Vice Squad
Monday, June 28, 2004
For the UN, Use = Abuse
The UN's Office on Drugs and Crime -- gee, I wonder why these two are paired; do they have an Office on Ketchup and Athletics? -- released its World Drug Report 2004 last week. The Press Release begins thusly:
VIENNA, 25 June (UN Information Service) -- Approximately three per cent of the world population (185 million people) have abused drugs during the previous 12 months, according to the United Nations Office on Drugs and Crime (UNODC). A small percentage of the world population abuses cocaine (13 million people) or opiates (15 million abusers of heroin, morphine and opium). By far the most widely abused substance is cannabis (used at least once a year by over 150 million people), followed by the amphetamine-type stimulants -– ATS (38 million users, among them eight million users of ecstasy).Fortunately, this problem of drug abuse can be tackled via a "holistic approach". To ridicule the bureaucratese that pervades the Executive Summary is shooting fish in a thimble. Here's an excerpt from page 13 of the Executive Summary, sans further commentary from moi:
The drug problem has a negative impact on the functioning of societies as a whole. It can hinder development programmes and compromise peacemaking and reconstruction efforts in countries torn by civil war.

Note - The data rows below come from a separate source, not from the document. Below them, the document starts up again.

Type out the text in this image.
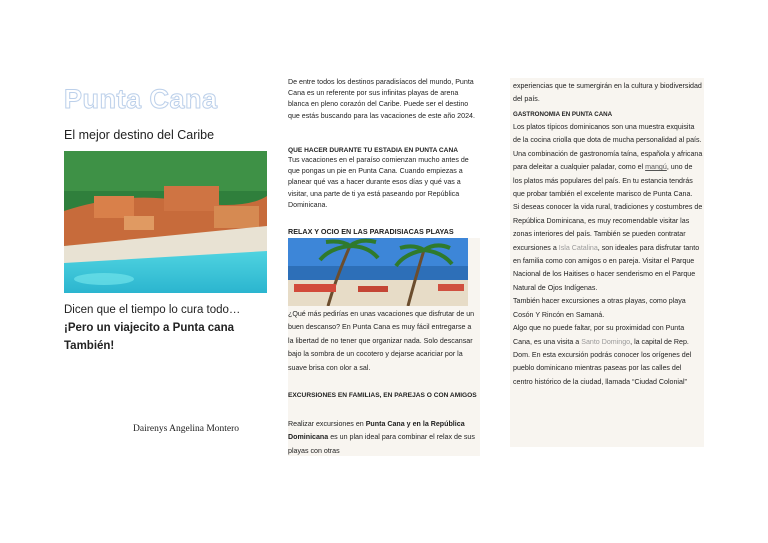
Punta Cana
El mejor destino del Caribe
Dicen que el tiempo lo cura todo…
¡Pero un viajecito a Punta cana También!
Dairenys Angelina Montero

De entre todos los destinos paradisíacos del mundo, Punta Cana es un referente por sus infinitas playas de arena blanca en pleno corazón del Caribe. Puede ser el destino que estás buscando para las vacaciones de este año 2024.

QUE HACER DURANTE TU ESTADIA EN PUNTA CANA

Tus vacaciones en el paraíso comienzan mucho antes de que pongas un pie en Punta Cana. Cuando empiezas a planear qué vas a hacer durante esos días y qué vas a visitar, una parte de ti ya está paseando por República Dominicana.

RELAX Y OCIO EN LAS PARADISIACAS PLAYAS

¿Qué más pedirías en unas vacaciones que disfrutar de un buen descanso? En Punta Cana es muy fácil entregarse a la libertad de no tener que organizar nada. Solo descansar bajo la sombra de un cocotero y dejarse acariciar por la suave brisa con olor a sal.

EXCURSIONES EN FAMILIAS, EN PAREJAS O CON AMIGOS

Realizar excursiones en Punta Cana y en la República Dominicana es un plan ideal para combinar el relax de sus playas con otras

experiencias que te sumergirán en la cultura y biodiversidad del país.

GASTRONOMIA EN PUNTA CANA

Los platos típicos dominicanos son una muestra exquisita de la cocina criolla que dota de mucha personalidad al país. Una combinación de gastronomía taína, española y africana para deleitar a cualquier paladar, como el mangú, uno de los platos más populares del país. En tu estancia tendrás que probar también el excelente marisco de Punta Cana.

Si deseas conocer la vida rural, tradiciones y costumbres de República Dominicana, es muy recomendable visitar las zonas interiores del país. También se pueden contratar excursiones a Isla Catalina, son ideales para disfrutar tanto en familia como con amigos o en pareja. Visitar el Parque Nacional de los Haitises o hacer senderismo en el Parque Natural de Ojos Indígenas.

También hacer excursiones a otras playas, como playa Cosón Y Rincón en Samaná.

Algo que no puede faltar, por su proximidad con Punta Cana, es una visita a Santo Domingo, la capital de Rep. Dom. En esta excursión podrás conocer los orígenes del pueblo dominicano mientras paseas por las calles del centro histórico de la ciudad, llamada “Ciudad Colonial”
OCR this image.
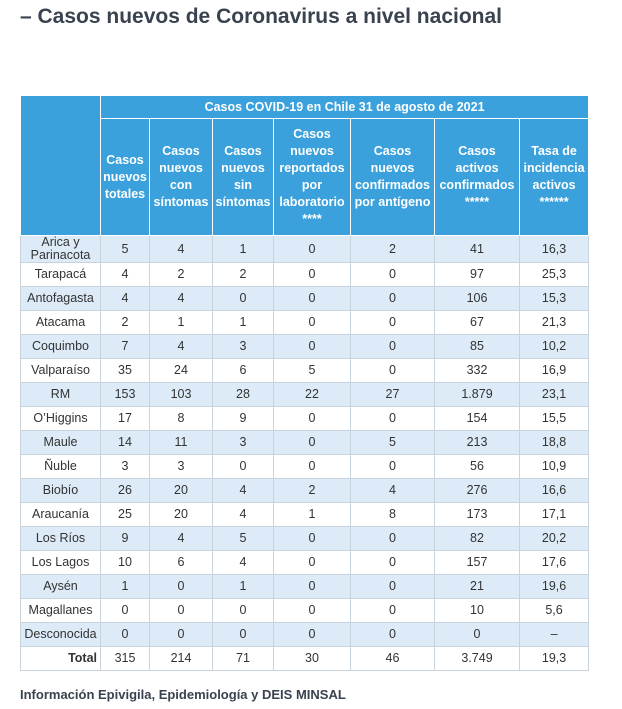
– Casos nuevos de Coronavirus a nivel nacional
	Casos COVID-19 en Chile 31 de agosto de 2021						
	Casos nuevos totales	Casos nuevos con síntomas	Casos nuevos sin síntomas	Casos nuevos reportados por laboratorio ****	Casos nuevos confirmados por antígeno	Casos activos confirmados *****	Tasa de incidencia activos ******
Arica y Parinacota	5	4	1	0	2	41	16,3
Tarapacá	4	2	2	0	0	97	25,3
Antofagasta	4	4	0	0	0	106	15,3
Atacama	2	1	1	0	0	67	21,3
Coquimbo	7	4	3	0	0	85	10,2
Valparaíso	35	24	6	5	0	332	16,9
RM	153	103	28	22	27	1.879	23,1
O’Higgins	17	8	9	0	0	154	15,5
Maule	14	11	3	0	5	213	18,8
Ñuble	3	3	0	0	0	56	10,9
Biobío	26	20	4	2	4	276	16,6
Araucanía	25	20	4	1	8	173	17,1
Los Ríos	9	4	5	0	0	82	20,2
Los Lagos	10	6	4	0	0	157	17,6
Aysén	1	0	1	0	0	21	19,6
Magallanes	0	0	0	0	0	10	5,6
Desconocida	0	0	0	0	0	0	–
Total	315	214	71	30	46	3.749	19,3
Información Epivigila, Epidemiología y DEIS MINSAL
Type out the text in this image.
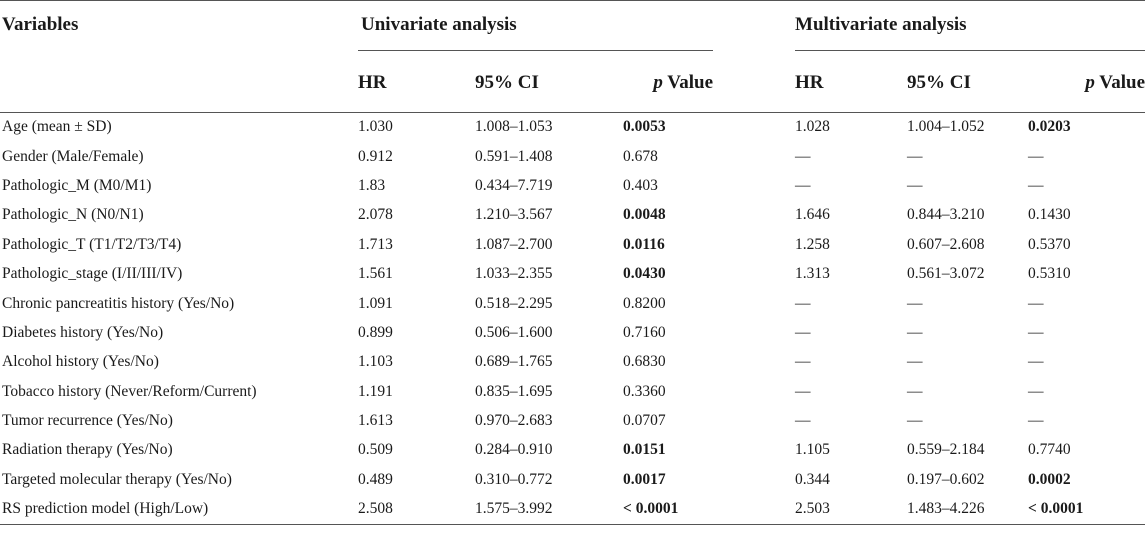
Variables	Univariate analysis				Multivariate analysis		

	HR	95% CI	p Value		HR	95% CI	p Value
Age (mean ± SD)	1.030	1.008–1.053	0.0053		1.028	1.004–1.052	0.0203
Gender (Male/Female)	0.912	0.591–1.408	0.678		—	—	—
Pathologic_M (M0/M1)	1.83	0.434–7.719	0.403		—	—	—
Pathologic_N (N0/N1)	2.078	1.210–3.567	0.0048		1.646	0.844–3.210	0.1430
Pathologic_T (T1/T2/T3/T4)	1.713	1.087–2.700	0.0116		1.258	0.607–2.608	0.5370
Pathologic_stage (I/II/III/IV)	1.561	1.033–2.355	0.0430		1.313	0.561–3.072	0.5310
Chronic pancreatitis history (Yes/No)	1.091	0.518–2.295	0.8200		—	—	—
Diabetes history (Yes/No)	0.899	0.506–1.600	0.7160		—	—	—
Alcohol history (Yes/No)	1.103	0.689–1.765	0.6830		—	—	—
Tobacco history (Never/Reform/Current)	1.191	0.835–1.695	0.3360		—	—	—
Tumor recurrence (Yes/No)	1.613	0.970–2.683	0.0707		—	—	—
Radiation therapy (Yes/No)	0.509	0.284–0.910	0.0151		1.105	0.559–2.184	0.7740
Targeted molecular therapy (Yes/No)	0.489	0.310–0.772	0.0017		0.344	0.197–0.602	0.0002
RS prediction model (High/Low)	2.508	1.575–3.992	< 0.0001		2.503	1.483–4.226	< 0.0001
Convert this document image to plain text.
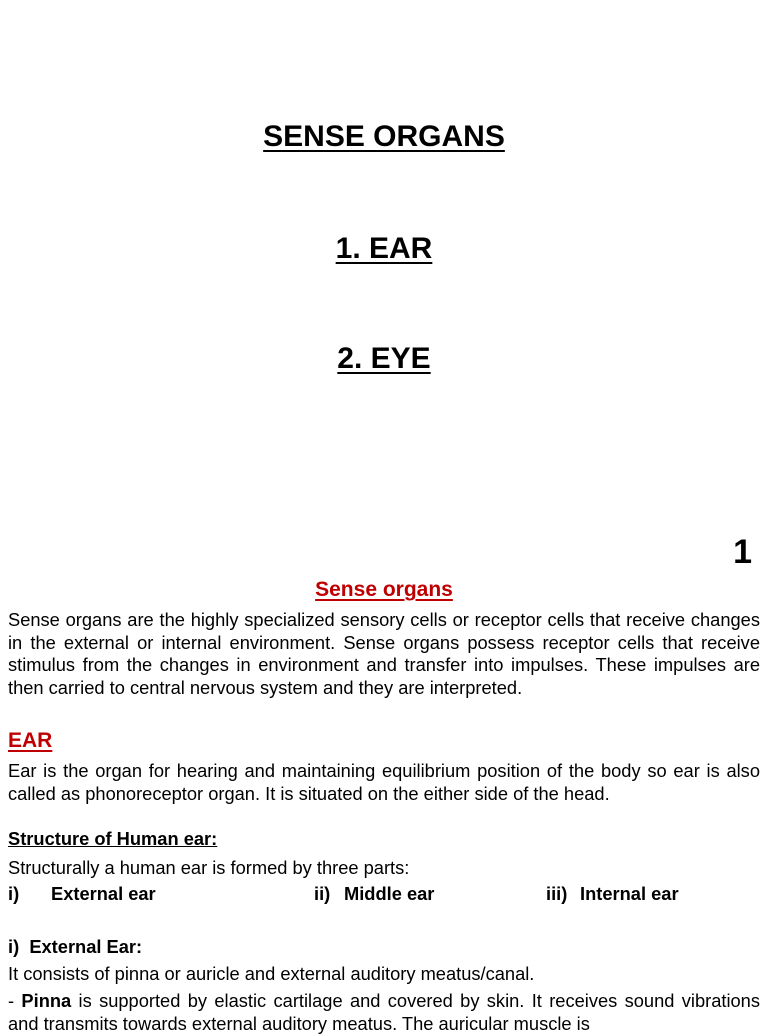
SENSE ORGANS
1. EAR
2. EYE
1
Sense organs

Sense organs are the highly specialized sensory cells or receptor cells that receive changes in the external or internal environment. Sense organs possess receptor cells that receive stimulus from the changes in environment and transfer into impulses. These impulses are then carried to central nervous system and they are interpreted.

EAR

Ear is the organ for hearing and maintaining equilibrium position of the body so ear is also called as phonoreceptor organ. It is situated on the either side of the head.

Structure of Human ear:
Structurally a human ear is formed by three parts:
i) External ear	ii) Middle ear	iii) Internal ear
i)  External Ear:
It consists of pinna or auricle and external auditory meatus/canal.

- Pinna is supported by elastic cartilage and covered by skin. It receives sound vibrations and transmits towards external auditory meatus. The auricular muscle is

In turn, poverty, strife, and feeble governance are fertile ground for drug production, trafficking, and abuse. Those various dimensions can become so interlocked that getting out of the vicious circle they create can only be accomplished through a comprehensive approach. Confined for too long to special programmes handled by specialized agencies, drug control priorities are now finding their way into the mainstream of the socio-economic agenda.
Starting at community level, this broader understanding of the socio-economic dimensions of the drug problem must notably be reflected in a society-wide approach. Public institutions cannot do everything. Interventions are far more effective when they are joined by various actors in civil society (such as families, non-governmental organizations, and the media) in a common purpose and programme.